Wednesday, January 11, 2012

A Separation

What's between us? Asghar Farhadi contemplates the various boundaries that divide us in his intricately composed, quietly devastating, and thoroughly engrossing familial drama A SEPARATION. It's one of the best films of the year.

Nader and Simin are a secular, upper-middle class couple living with their daughter Termeh in Tehran. Simin wants to leave Iran to give Termeh a better life. Nader can't leave because he has his sick, elderly father to take care of. In an instantly gripping first post-credits shot, we find them both seated before us, as two supplicants, with Simin asking a judge for a divorce from Nader. The divergent directional pull between them has become too much; if Nader won't leave Iran, then Simin will take Termeh and leave without him. The judge denies Simin's request, claiming her dispute is trivial and doesn't warrant such a grave step as divorce. After this, the two characters are forced to remain together legally, but become physically separated when Simin decides to move out. From here, the complications set in.

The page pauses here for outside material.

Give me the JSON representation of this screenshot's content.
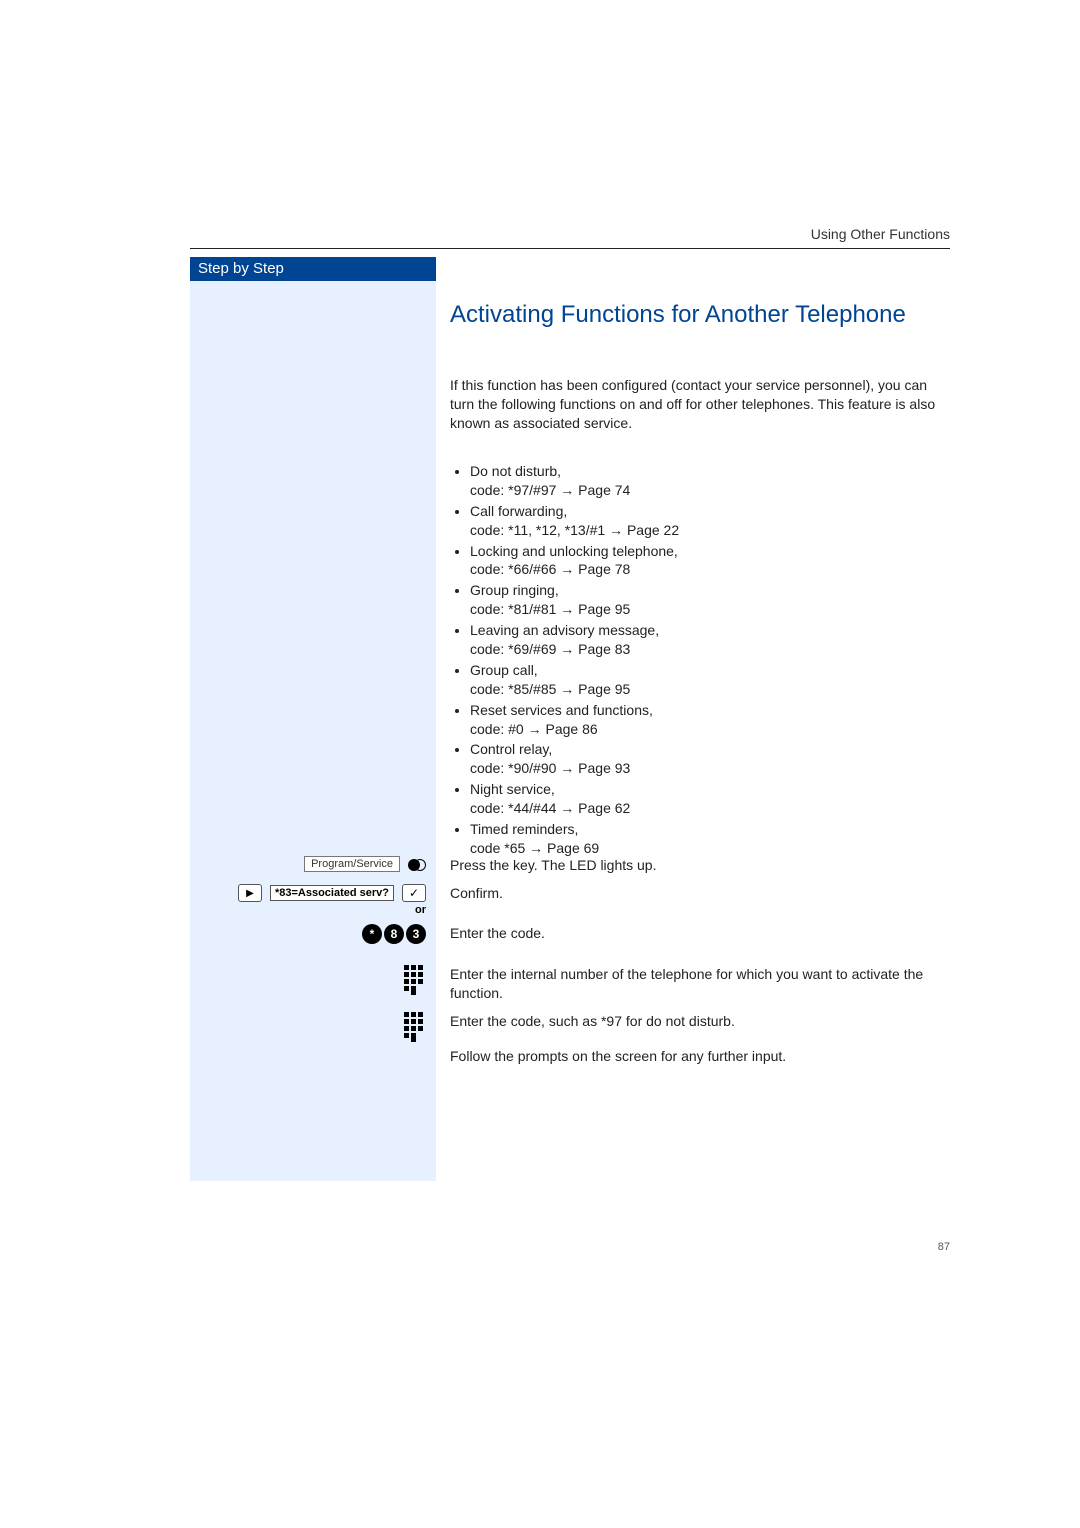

I won't reveal anymore of the plot because I wouldn't want to cheat you out of the experience of being caught in its tidy little web and feeling its supersonic rhythms for the first time. All I will say is that you get sucked in immediately. Every sentence has meaning; every gesture ripples and resounds.

Farhadi complicates matters further and further as we go along. The first half of the film sets up all the pieces for us and the remainder of the film watches them all collide together creating a rich befuddlement of truth that recalls Hitchcock and Kurosawa. Farhadi's initial focus on simple images and commonplace interactions pays off handsomely in the end as we see all of the little details emerge and unravel like a great mystery. Except the revelations have been there all along, so the film is more in line with the anti-mystery of CACHÉ than the full-blown question mark of SHUTTER ISLAND. Still, don't let the Hanake comparison mislead you: this is a character driven drama first and foremost, not a meditation on the politics of looking. Our characters speak fast, speak often, and are rarely if ever outside of the frame. This is an entirely accessible film, but one that requires and rewards close attention (and fast reading for us English speakers). Farhadi's use of ellipses convolutes the truth enough that we start to question what we have seen and what we know, but we are always grounded in the reality of the situation. The film never lies to us; only the characters do.

I found the film's complications compelling. You are never entirely on one side of the debate nor do you want any of the characters to suffer or be punished. One of Farhadi's greatest achievements with the film is how well he complicates the issue with copious factors and how well he complicates his characters, making none of their decisions black-and-white but always true to the complexity of their humanity. John (and hell, hopefully all of you) would appreciate how well the film grounds its characters within the moral, religious, economical, and social codes that define much of human behavior. Certainly, as I started to write above, the characters are demarcated by various lines of identity and culture, lines that serve both as distinct character signifiers and bulwarks for dramatical separation. As the film constantly reminds us by separating its characters through glass barriers, they are so close yet so far away. And the divisions between them are transparent yet fully solidified.

Many reviews have touched on this being a political statement against the status quo in Iran. A SEPARATION's primary imbroglio could very well be a parable for the divisiveness and truculence of Iranian society. Simin tells Nader that his involvement in the issue is creating exactly the sort of turbulent environment they don’t want for Termeh. I don't know enough about Iranian society outside of the films I've seen from there and the stereotypical depictions you get from the media to comment on this with much insight or veracity. All I can say is that we need more films like this to come out of places like Iran and for as many Westerners to see them as possible. The humanistic characterizations of this film are the best way to counteract the bellicose and oppressive depiction you receive of this country from the media. Watching it, I couldn't help but feel incredibly frightened and sad to recall recent politicians calling for Iran to be our latest bombing target. Because I cared about these characters so much I couldn't help but feel worried about the faceless threat of war. I didn't want anyone to be hurt in the movie, and I don't want anyone to be hurt in real life. This should be required viewing for anyone who thinks war with this country is a serious option.

Perhaps, it's mostly the children I'm thinking of when I say all of this (where's Helen Lovejoy when you need her–won't someone please think of the children!!). The children in this film are fantastic and heartbreaking. Every actor in this is absolutely terrific (especially the fellow who plays Nader), but the two kids here deserve special mention for being such substantial forces on all of the proceedings. They are like quiet hands of judgment held sway over everything. As the film moves forward and the adults are continuously dividing, they remain encircled together, playing as children often can without boundaries. Their relationship is one of the only uplifting things about the film and their presence together its major indictment. As the profound reciprocal look they share signifies, and their constant panoptic gaze over the situation assuredly reminds–the children are watching us.